Everyone knows that nutrients contribute to and support the right functioning of the six senses, which are hearing, taste, smell, sight, touch and proprioception which is the ability of a person to discern where their body is in space. The following are some of the foods that help the six senses function the way they should:

For the Eyes

Vitamin A has long been known to support the health of the eyes. Deficiencies can result in night blindness, cataracts and blurred vision. The trouble with vitamin A is that the body can’t really process it. It needs to be taken as a substance called beta carotene before the body converts it into vitamin A. Fortunately, there are lots of plant foods rich in beta carotene. They include most of the fruits and plants that have red, orange or yellow pigments such as sweet peppers, carrots, sweet potatoes and butternut squash. Cantaloupe is also rich in beta carotene as are green, leafy vegetables such as beet greens and spinach. One type of animal protein that can provide vitamin A is fresh, cooked tuna.

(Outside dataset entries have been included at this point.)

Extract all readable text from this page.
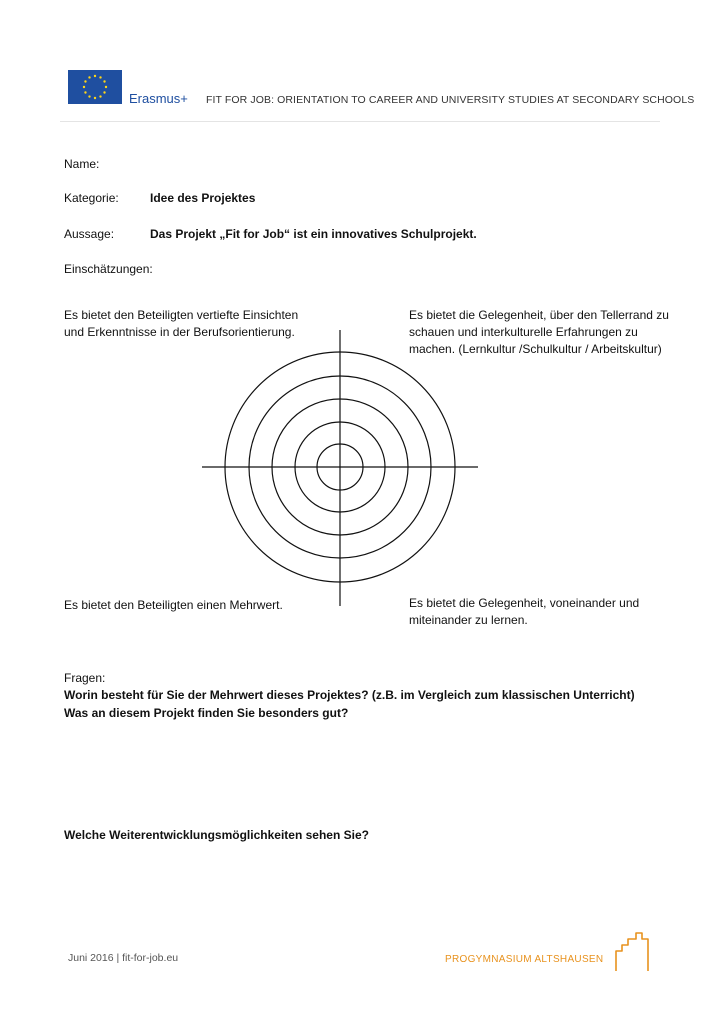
Erasmus+ FIT FOR JOB: ORIENTATION TO CAREER AND UNIVERSITY STUDIES AT SECONDARY SCHOOLS
Name:
Kategorie:	Idee des Projektes
Aussage:	Das Projekt „Fit for Job“ ist ein innovatives Schulprojekt.
Einschätzungen:
Es bietet den Beteiligten vertiefte Einsichten
und Erkenntnisse in der Berufsorientierung.
Es bietet die Gelegenheit, über den Tellerrand zu
schauen und interkulturelle Erfahrungen zu
machen. (Lernkultur /Schulkultur / Arbeitskultur)
Es bietet den Beteiligten einen Mehrwert.	Es bietet die Gelegenheit, voneinander und
miteinander zu lernen.
Fragen:
Worin besteht für Sie der Mehrwert dieses Projektes? (z.B. im Vergleich zum klassischen Unterricht)
Was an diesem Projekt finden Sie besonders gut?
Welche Weiterentwicklungsmöglichkeiten sehen Sie?
Juni 2016 | fit-for-job.eu	PROGYMNASIUM ALTSHAUSEN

Another nutrient that supports the health of the eyes is zinc, a mineral that is necessary for the immune system and normal growth. Zinc deficiencies can lead to visual impairments. Foods rich in zinc are steamed oysters, beef, including rib eye steak and blade roast and toasted wheat germ.

Good levels of vitamin E also protect against amblyopia, an eye condition that affects children, cataracts, eye strain. Good levels of vitamin E help prevent nearsightedness in middle aged people. Foods rich in vitamin E include vegetable oils, soybeans, peanuts, whole grains, spinach and wheat germ.

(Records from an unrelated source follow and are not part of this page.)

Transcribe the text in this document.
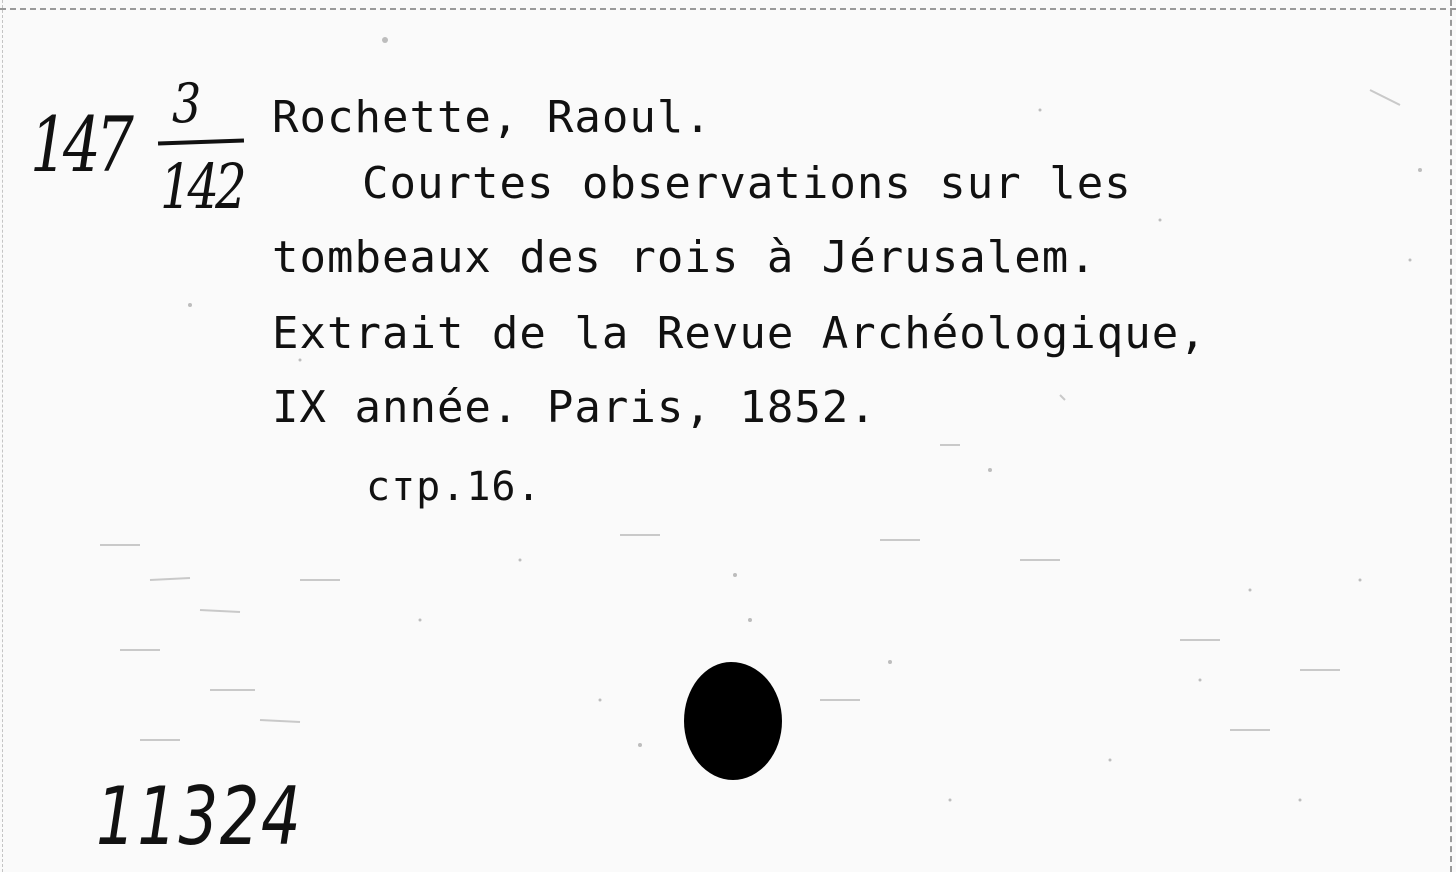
147 3
142
Rochette, Raoul.
Courtes observations sur les
tombeaux des rois à Jérusalem.
Extrait de la Revue Archéologique,
IX année. Paris, 1852.
стр.16.
11324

A vitamin D deficiency may also contribute to nearsightedness. Fortunately, this vitamin is one of the few that the body can manufacture. A person should spend about 15 minutes a day in the sun which allows the body to synthesize the vitamin. Other sources of vitamin D are fortified milk and breakfast cereals.

For Hearing

Nutritionists still aren’t sure what manganese does in the body, but a person who is deficient in this mineral may be plagued by tinnitus, or ringing in the ear. If the deficiency goes on long enough, it can result in deafness in both babies and adults that might need to be corrected by cic hearing aids. Sources of manganese include whole grains; egg yolks; green, leafy vegetables such as kale; shellfish such as shrimp, clams and oysters; nuts; organ meats such as liver and milk.

For Touch

A vitamin D deficiency can lead to numbness and tingling in the extremities. These symptoms can be joined by muscle spasms. Taken together, they are the symptoms of a condition called tetany. A person who is lacking in vitamin B12 may experience numbness, shooting pains or needles-and-pins or hot-and-cold sensations over their skin. Sources of vitamin B12 include organ meats such as liver and kidney, muscle meats such as steak, fish and dairy products.

For Proprioception

One of the symptoms of a deficiency of potassium is weakness and impairment of neuromuscular function which can affect a person’s proprioception. The person’s reflexes are dulled and their muscles eventually grow soft and flabby. A deficiency in manganese can lead to ataxia, which is a lack of muscular coordination. Severe deficiencies of manganese can lead to paralysis.

For Smell and Taste

These two senses work together, and a zinc deficiency can impair both of them. The loss of taste and smell sensitivity that comes with a zinc deficiency can kill a person’s appetite and lead to malnutrition. Folic acid also supports the sense of taste, or at least the ability to eat. Deficiencies in this B vitamin can result in a swollen and inflamed tongue. Foods rich in folic acid are liver, green leafy vegetables and brewer’s yeast.

Conclusion

The good news about the nutrients that support the six senses is that they are easy to obtain, at least in western countries. A well-balanced diet should stave off the deficiencies that lead to problems with hearing, smell, taste, touch, sight and proprioception.